Without divulging all my manufacturing secrets, the ooGee hat starts as a raw “hood” which has been created by the circular, hand-sewing of the Flexibraid strands into a basic, shapeless cone. This hood can be then formed into a variety of hat shapes with each shape requiring a specific heat and pressure-generated block. By applying pressure at a required temperature for a specific time the general hat shape is formed. Sometimes moisture needs to be applied – each hat style requires a unique “recipe”.
Inserted into the edge of the brim is a high-quality wire. The choice of wire serves to either maintain the brim to a specific shape or to allow the brim to be reshaped to a style desired by the wearer. In our sewing room, we add the internal headband, inserting the ComfyFit size-adjustor. Most leather trims are sourced locally and hand cut to decorate the crown. Labelling, tagging and final inspection is completed before the ooGee hat is ready to send.
Why is buying local, ‘Australian-made’ products so important?
Ultimately, supporting Australian manufacturing is about jobs and the knock-on effect to other businesses around it. The value-add effect and the benefit to the local economy is critical, as many other businesses are also suppliers into Rigon’s local facility. Wherever it can, Rigon sources as much as possible locally, for its Australian made product. In addition to producing core ranges, the lead-time benefits and manufacturing flexibility, allows Rigon to develop and deliver short run bespoke headwear styles as well.
How are you preserving the art of traditional hat-making in Australia?
One needs to make a distinction between millinery and commercial hat-making. While there is ever a Melbourne Cup, there will always be niche, bespoke, Australian millinery. What Rigon has rejuvenated is the broader industry of hat-making in Australia where commercial quantities of headwear can be produced locally, providing jobs for skilled sewers and general machinists. It is ironic that in the 1980’s, we shipped our Australian machinery to our factory overseas and trained overseas staff the techniques we used to produce hats here. Now we have come the full circle, importing machinery into Australia and retraining Australians in the techniques of commercial hat-making.
Are there any upcoming plans for the brand you’re especially excited for?
Already we have received interest in the ooGee brand from Europe and the USA. The range is unlike anything currently available overseas and being Australian made has enormous appeal.
Do you have a favourite ooGee hat design?
We have tried to make ooGee as gender neutral as possible. It is hard to go past the Hunter Creek; a hat which encapsulates a classic Aussie shape, provides fantastic sun protection and is available in 5 colours. The Hunter Creek is the signature shape around which the entire ooGee range is built.
How have the ooGee hats been received so far?

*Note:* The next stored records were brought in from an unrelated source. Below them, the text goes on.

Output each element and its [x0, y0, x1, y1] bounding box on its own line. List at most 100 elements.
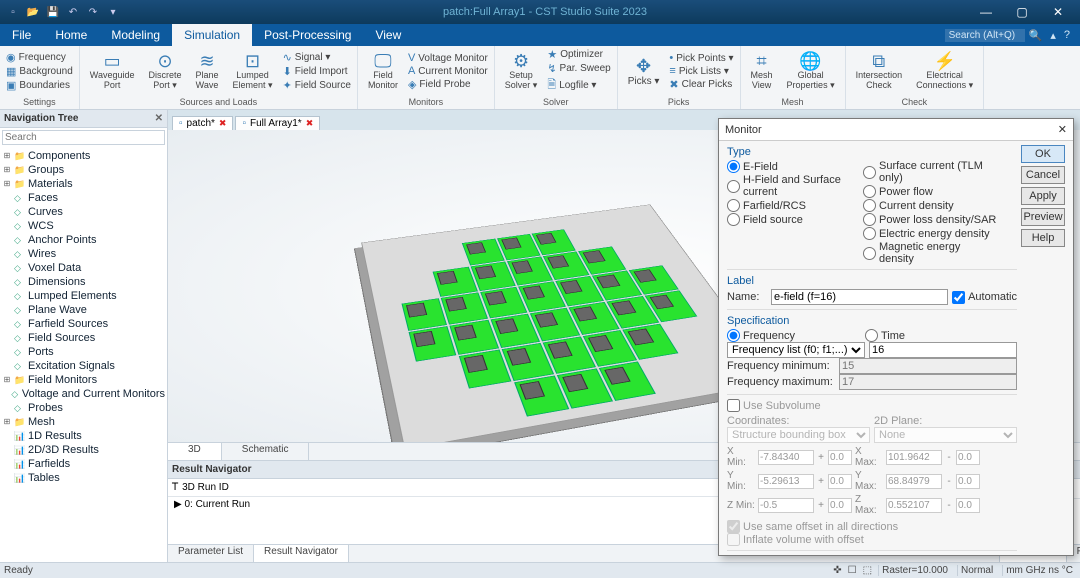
close-panel-icon[interactable]: ✕	[155, 113, 163, 124]
radio-surface-current-tlm-only-[interactable]: Surface current (TLM only)	[863, 160, 997, 184]
tree-item[interactable]: ⊞📁Mesh	[2, 415, 165, 429]
tree-item[interactable]: ◇Curves	[2, 205, 165, 219]
radio-frequency[interactable]: Frequency	[727, 329, 861, 342]
tree-item[interactable]: ◇Farfield Sources	[2, 317, 165, 331]
tree-item[interactable]: ◇Faces	[2, 191, 165, 205]
tree-item[interactable]: ◇Dimensions	[2, 275, 165, 289]
preview-button[interactable]: Preview	[1021, 208, 1065, 226]
electrical-connections-button[interactable]: ⚡ElectricalConnections ▾	[912, 50, 977, 93]
tree-search-input[interactable]	[2, 130, 165, 145]
mesh-view-button[interactable]: ⌗MeshView	[747, 50, 777, 93]
intersection-check-button[interactable]: ⧉IntersectionCheck	[852, 50, 907, 93]
field-import-button[interactable]: ⬇Field Import	[283, 65, 351, 78]
tree-item[interactable]: ⊞📁Field Monitors	[2, 373, 165, 387]
tree-item[interactable]: ⊞📁Materials	[2, 177, 165, 191]
radio-time[interactable]: Time	[865, 329, 999, 342]
menu-tab-view[interactable]: View	[363, 24, 413, 46]
search-icon[interactable]: 🔍	[1025, 29, 1047, 42]
tab-3d[interactable]: 3D	[168, 443, 222, 460]
frequency-button[interactable]: ◉Frequency	[6, 51, 73, 64]
tree-item[interactable]: 📊Tables	[2, 471, 165, 485]
ok-button[interactable]: OK	[1021, 145, 1065, 163]
qat-save-icon[interactable]: 💾	[44, 3, 62, 21]
boundaries-button[interactable]: ▣Boundaries	[6, 79, 73, 92]
cube-icon[interactable]: ⬚	[863, 565, 872, 576]
pick-lists-button[interactable]: ≡Pick Lists ▾	[669, 65, 733, 77]
tree-item[interactable]: ◇WCS	[2, 219, 165, 233]
clear-picks-button[interactable]: ✖Clear Picks	[669, 78, 733, 91]
tab-schematic[interactable]: Schematic	[222, 443, 310, 460]
tree-item[interactable]: 📊1D Results	[2, 429, 165, 443]
tree-item[interactable]: ◇Voltage and Current Monitors	[2, 387, 165, 401]
automatic-checkbox[interactable]: Automatic	[952, 291, 1017, 304]
menu-tab-simulation[interactable]: Simulation	[172, 24, 252, 46]
tree-item[interactable]: ◇Plane Wave	[2, 303, 165, 317]
tree-item[interactable]: ◇Lumped Elements	[2, 289, 165, 303]
field-probe-button[interactable]: ◈Field Probe	[408, 78, 488, 91]
doc-tab[interactable]: ▫Full Array1*✖	[235, 116, 320, 130]
field-source-button[interactable]: ✦Field Source	[283, 79, 351, 92]
close-tab-icon[interactable]: ✖	[219, 118, 227, 129]
logfile-button[interactable]: 🗎Logfile ▾	[547, 76, 610, 95]
radio-farfield-rcs[interactable]: Farfield/RCS	[727, 199, 861, 212]
expand-icon[interactable]: ⊞	[2, 163, 12, 177]
optimizer-button[interactable]: ★Optimizer	[547, 48, 610, 61]
expand-icon[interactable]: ⊞	[2, 149, 12, 163]
cancel-button[interactable]: Cancel	[1021, 166, 1065, 184]
filter-icon[interactable]: 𝖳	[172, 482, 178, 493]
radio-electric-energy-density[interactable]: Electric energy density	[863, 227, 997, 240]
tree-item[interactable]: ◇Anchor Points	[2, 233, 165, 247]
qat-more-icon[interactable]: ▾	[104, 3, 122, 21]
freq-list-input[interactable]	[869, 342, 1017, 358]
waveguide-port-button[interactable]: ▭WaveguidePort	[86, 50, 139, 93]
radio-power-loss-density-sar[interactable]: Power loss density/SAR	[863, 213, 997, 226]
name-input[interactable]	[771, 289, 948, 305]
picks-button[interactable]: ✥Picks ▾	[624, 55, 664, 89]
tree-item[interactable]: ⊞📁Groups	[2, 163, 165, 177]
radio-e-field[interactable]: E-Field	[727, 160, 861, 173]
radio-current-density[interactable]: Current density	[863, 199, 997, 212]
maximize-button[interactable]: ▢	[1004, 1, 1040, 23]
radio-power-flow[interactable]: Power flow	[863, 185, 997, 198]
tree-item[interactable]: 📊2D/3D Results	[2, 443, 165, 457]
use-subvolume-checkbox[interactable]: Use Subvolume	[727, 399, 1017, 412]
tree-item[interactable]: ◇Field Sources	[2, 331, 165, 345]
radio-h-field-and-surface-current[interactable]: H-Field and Surface current	[727, 174, 861, 198]
signal-button[interactable]: ∿Signal ▾	[283, 51, 351, 64]
qat-undo-icon[interactable]: ↶	[64, 3, 82, 21]
dialog-titlebar[interactable]: Monitor✕	[719, 119, 1073, 141]
tree-item[interactable]: 📊Farfields	[2, 457, 165, 471]
minimize-button[interactable]: —	[968, 1, 1004, 23]
expand-icon[interactable]: ⊞	[2, 415, 12, 429]
qat-open-icon[interactable]: 📂	[24, 3, 42, 21]
lumped-element-button[interactable]: ⊡LumpedElement ▾	[229, 50, 277, 93]
plane-wave-button[interactable]: ≋PlaneWave	[192, 50, 223, 93]
qat-redo-icon[interactable]: ↷	[84, 3, 102, 21]
field-monitor-button[interactable]: 🖵FieldMonitor	[364, 50, 402, 93]
menu-tab-modeling[interactable]: Modeling	[99, 24, 172, 46]
menu-tab-home[interactable]: Home	[43, 24, 99, 46]
apply-button[interactable]: Apply	[1021, 187, 1065, 205]
tree-item[interactable]: ◇Excitation Signals	[2, 359, 165, 373]
current-monitor-button[interactable]: ACurrent Monitor	[408, 65, 488, 77]
close-button[interactable]: ✕	[1040, 1, 1076, 23]
tree-item[interactable]: ◇Wires	[2, 247, 165, 261]
freq-list-select[interactable]: Frequency list (f0; f1;...)	[727, 342, 865, 358]
voltage-monitor-button[interactable]: VVoltage Monitor	[408, 52, 488, 64]
tree-item[interactable]: ◇Probes	[2, 401, 165, 415]
dialog-close-icon[interactable]: ✕	[1058, 123, 1067, 136]
doc-tab[interactable]: ▫patch*✖	[172, 116, 233, 130]
background-button[interactable]: ▦Background	[6, 65, 73, 78]
global-properties-button[interactable]: 🌐GlobalProperties ▾	[783, 50, 839, 93]
view-icon[interactable]: ☐	[848, 565, 857, 576]
close-tab-icon[interactable]: ✖	[306, 118, 314, 129]
search-input[interactable]	[945, 29, 1025, 42]
menu-tab-file[interactable]: File	[0, 24, 43, 46]
tree-item[interactable]: ◇Ports	[2, 345, 165, 359]
tree-item[interactable]: ◇Voxel Data	[2, 261, 165, 275]
radio-field-source[interactable]: Field source	[727, 213, 861, 226]
ribbon-toggle-icon[interactable]: ▴	[1046, 29, 1060, 42]
help-icon[interactable]: ?	[1060, 29, 1074, 41]
tab-parameter-list[interactable]: Parameter List	[168, 545, 254, 562]
radio-magnetic-energy-density[interactable]: Magnetic energy density	[863, 241, 997, 265]
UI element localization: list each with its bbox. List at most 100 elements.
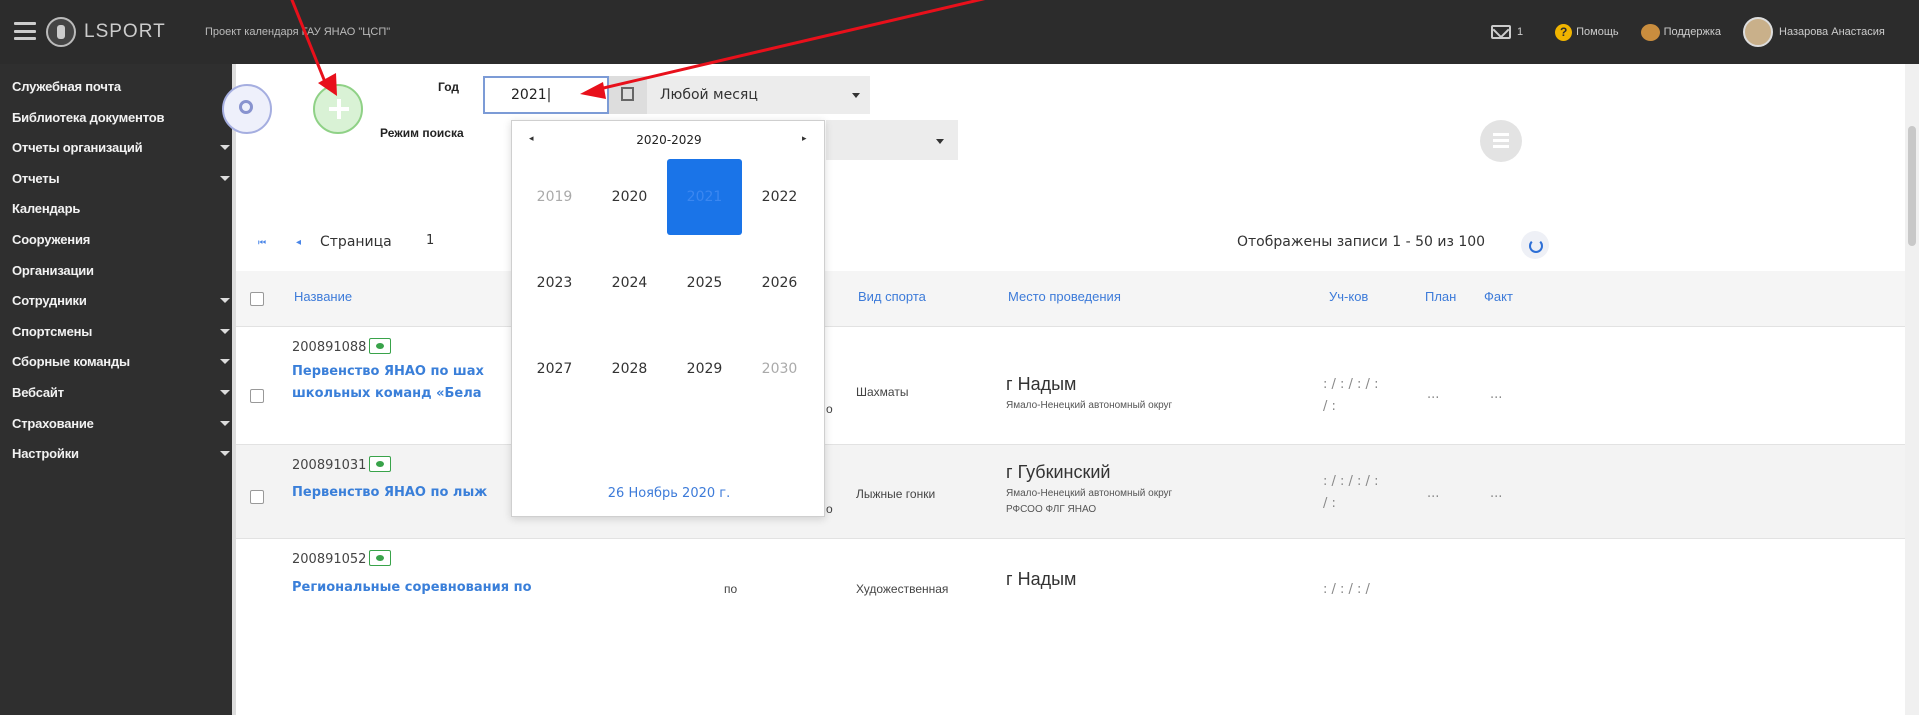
year-cell[interactable]: 2025 [667, 245, 742, 321]
sidebar-item[interactable]: Служебная почта [0, 71, 232, 102]
table-row[interactable]: 200891052 Региональные соревнования по п… [236, 539, 1905, 715]
column-header-plan[interactable]: План [1425, 289, 1456, 304]
sidebar-item[interactable]: Спортсмены [0, 316, 232, 347]
truncated-cell: о [826, 402, 833, 416]
table-row[interactable]: 200891088 Первенство ЯНАО по шах школьных… [236, 327, 1905, 445]
avatar[interactable] [1743, 17, 1773, 47]
caret-down-icon [220, 145, 230, 151]
year-cell-label: 2024 [611, 275, 648, 291]
help-link[interactable]: Помощь [1576, 26, 1619, 38]
sidebar-item-label: Спортсмены [12, 323, 93, 339]
search-button[interactable] [222, 84, 272, 134]
logo-text[interactable]: LSPORT [84, 21, 166, 43]
sidebar-item[interactable]: Организации [0, 255, 232, 286]
refresh-icon[interactable] [1521, 231, 1549, 259]
caret-down-icon [220, 451, 230, 457]
calendar-button[interactable] [609, 76, 647, 114]
today-link[interactable]: 26 Ноябрь 2020 г. [512, 486, 826, 501]
view-eye-icon[interactable] [369, 456, 392, 472]
truncated-cell: по [724, 582, 738, 596]
user-name[interactable]: Назарова Анастасия [1779, 26, 1919, 38]
sidebar-item[interactable]: Отчеты [0, 163, 232, 194]
year-cell[interactable]: 2028 [592, 331, 667, 407]
sidebar-item[interactable]: Вебсайт [0, 377, 232, 408]
row-checkbox[interactable] [250, 490, 264, 504]
year-cell-label: 2021 [686, 189, 723, 205]
table-row[interactable]: 200891031 Первенство ЯНАО по лыж о Лыжны… [236, 445, 1905, 539]
sidebar-item[interactable]: Сооружения [0, 224, 232, 255]
month-select-value: Любой месяц [660, 87, 758, 103]
calendar-icon [621, 87, 634, 101]
hamburger-menu-icon[interactable] [14, 22, 36, 40]
column-header-name[interactable]: Название [294, 289, 352, 304]
year-label: Год [438, 80, 459, 94]
sport-cell: Лыжные гонки [856, 487, 936, 501]
event-name-link[interactable]: Первенство ЯНАО по лыж [292, 482, 487, 504]
first-page-icon[interactable]: ⏮ [258, 238, 266, 248]
year-cell[interactable]: 2022 [742, 159, 817, 235]
support-link[interactable]: Поддержка [1664, 26, 1721, 38]
grid-header: Название Вид спорта Место проведения Уч-… [236, 271, 1905, 327]
page-number-input[interactable]: 1 [426, 233, 434, 248]
select-all-checkbox[interactable] [250, 292, 264, 306]
sidebar-item-label: Настройки [12, 446, 79, 462]
support-icon[interactable] [1640, 23, 1660, 41]
sidebar: Служебная почта Библиотека документов Отче… [0, 64, 232, 715]
year-cell[interactable]: 2030 [742, 331, 817, 407]
caret-down-icon [220, 175, 230, 181]
column-header-sport[interactable]: Вид спорта [858, 289, 926, 304]
month-select[interactable]: Любой месяц [647, 76, 870, 114]
year-cell[interactable]: 2023 [517, 245, 592, 321]
next-decade-icon[interactable]: ▸ [802, 134, 807, 144]
year-cell[interactable]: 2019 [517, 159, 592, 235]
year-cell-label: 2029 [686, 361, 723, 377]
project-title: Проект календаря ГАУ ЯНАО "ЦСП" [205, 26, 391, 38]
page-label: Страница [320, 234, 392, 250]
top-right-toolbar: 1 ? Помощь Поддержка Назарова Анастасия [1490, 0, 1919, 64]
sidebar-item[interactable]: Отчеты организаций [0, 132, 232, 163]
event-name-link[interactable]: Первенство ЯНАО по шах школьных команд «Б… [292, 361, 484, 405]
chevron-down-icon [936, 139, 944, 144]
year-cell[interactable]: 2024 [592, 245, 667, 321]
mail-count-badge[interactable]: 1 [1517, 26, 1523, 38]
scrollbar-thumb[interactable] [1908, 126, 1916, 246]
help-icon[interactable]: ? [1555, 23, 1573, 41]
decade-range[interactable]: 2020-2029 [512, 133, 826, 147]
add-button[interactable] [313, 84, 363, 134]
row-checkbox[interactable] [250, 389, 264, 403]
sidebar-item[interactable]: Страхование [0, 408, 232, 439]
search-mode-select[interactable] [826, 120, 958, 160]
year-input[interactable]: 2021| [483, 76, 609, 114]
sidebar-item[interactable]: Сборные команды [0, 346, 232, 377]
year-cell[interactable]: 2029 [667, 331, 742, 407]
row-id: 200891031 [292, 456, 392, 473]
column-header-participants[interactable]: Уч-ков [1329, 289, 1368, 304]
caret-down-icon [220, 389, 230, 395]
logo-icon[interactable] [46, 17, 76, 47]
sidebar-item-label: Сотрудники [12, 293, 87, 309]
venue-region: Ямало-Ненецкий автономный округ [1006, 400, 1173, 411]
pager: ⏮ ◂ Страница 1 Отображены записи 1 - 50 … [236, 224, 1905, 262]
year-cell[interactable]: 2021 [667, 159, 742, 235]
mail-icon[interactable] [1490, 25, 1511, 39]
sidebar-item[interactable]: Библиотека документов [0, 102, 232, 133]
view-eye-icon[interactable] [369, 338, 392, 354]
sidebar-item-label: Вебсайт [12, 384, 64, 400]
venue-city: г Губкинский [1006, 462, 1111, 482]
sidebar-item-label: Календарь [12, 201, 81, 217]
year-cell[interactable]: 2026 [742, 245, 817, 321]
prev-page-icon[interactable]: ◂ [296, 237, 301, 248]
year-cell[interactable]: 2027 [517, 331, 592, 407]
view-eye-icon[interactable] [369, 550, 392, 566]
column-header-fact[interactable]: Факт [1484, 289, 1513, 304]
year-cell[interactable]: 2020 [592, 159, 667, 235]
sidebar-item[interactable]: Настройки [0, 438, 232, 469]
sidebar-item-label: Организации [12, 262, 94, 278]
vertical-scrollbar[interactable] [1905, 64, 1919, 715]
sidebar-item-label: Отчеты [12, 170, 60, 186]
sidebar-item[interactable]: Сотрудники [0, 285, 232, 316]
sidebar-item[interactable]: Календарь [0, 193, 232, 224]
options-menu-button[interactable] [1480, 120, 1522, 162]
event-name-link[interactable]: Региональные соревнования по [292, 577, 532, 599]
column-header-venue[interactable]: Место проведения [1008, 289, 1121, 304]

OoGee entered the market about 12 months ago with a soft launch, allowing us to gauge the demand and to get our supply chain system, well-oiled. With virtually no promotion, we were delighted with the response, quickly being secured as a supplier nation-wide by the Horseland group. For Horseland, ooGee filled a fresh, practical niche against the heavy felt hats they traditionally carry. Other independent saddleries and boutiques across the country have already become ooGee stockists. As a new kid on the block, the response has been excellent.